Irmã Marginal, a canonical work in feminist studies, brings together — across essays, speeches, letters, and interviews — some of Audre Lorde’s most significant texts from 1976 to 1984. Deeply rooted in the experience of living on the margins of a “mythical norm” — white, thin, male, young, and heterosexual — Irmã Marginal focuses on redefining the notion of difference, not as something to be merely tolerated, but fully acknowledged as a dynamic, creative, and enriching human force. By expressing this difference through the interwoven categories of race, class, age, gender, and sexuality, Lorde urges us to break silences, transforming them into language and action. She leaves a profound mark on feminist thought and a legacy more relevant than ever today, drawing on the power of anger, the strength of eroticism, and poetry as a space of resistance.
Audre Lorde (1934–1992), a towering figure of Black feminism, was a renowned American poet and thinker.

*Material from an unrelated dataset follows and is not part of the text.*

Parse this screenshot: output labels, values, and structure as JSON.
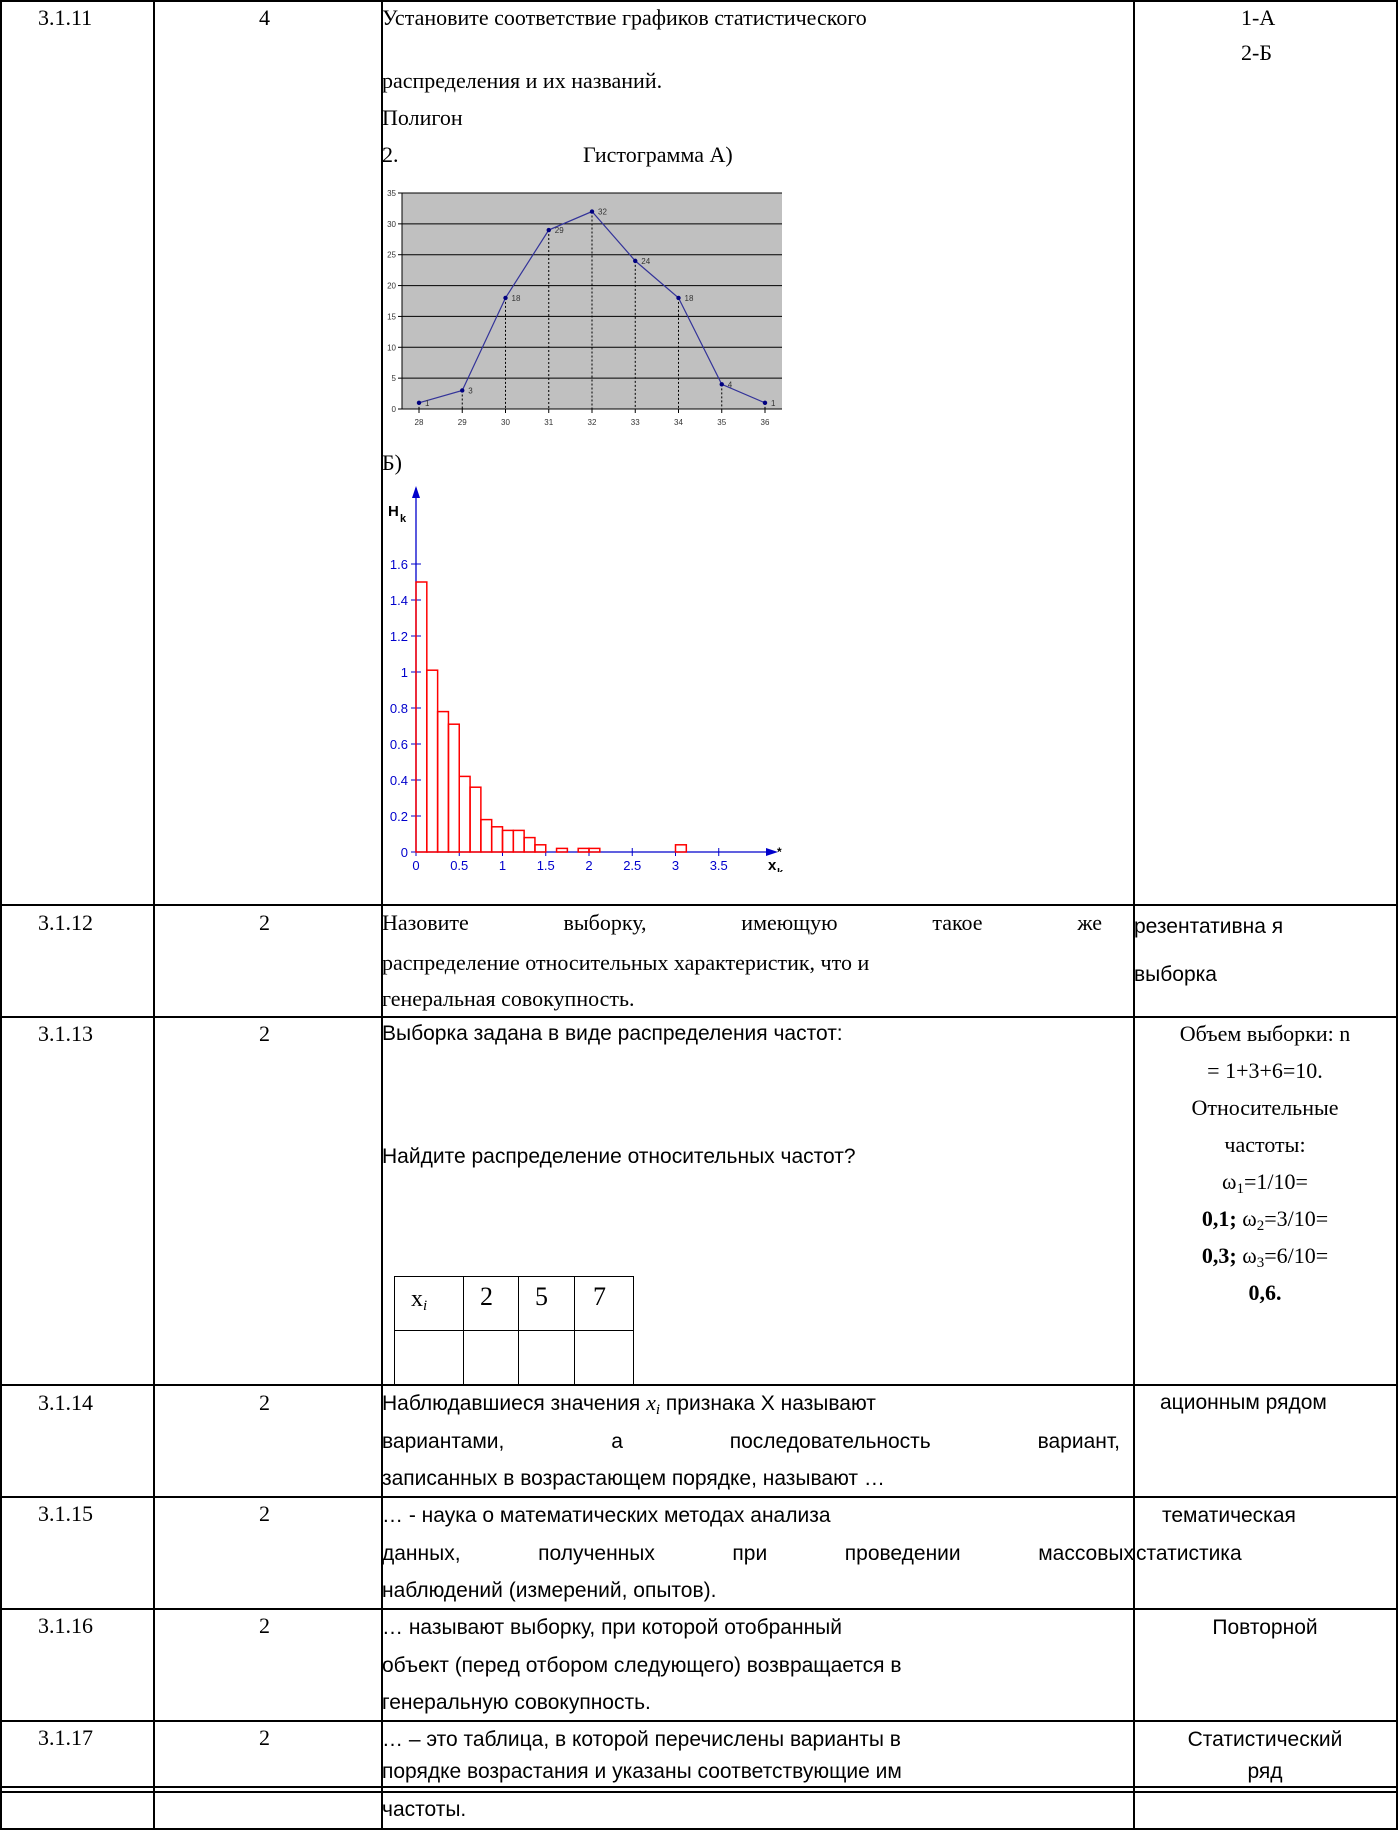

A forerunner of intersectional theory and decolonial critique, she embraced her multifaceted identity, publicly presenting herself as a “Black lesbian mother warrior poet.” She dedicated her life to fighting racism, sexism, homophobia, and invisibility. A librarian and English professor, Lorde forged meaningful alliances and worked actively, leaving behind some of the most influential works in the development of contemporary feminist theory.
She received honorary doctorates from several universities and served as New York State Poet Laureate from 1991 to 1993. In 2020, she was posthumously honored with a place in the American Poets Corner at the Cathedral of St. John the Divine in New York City.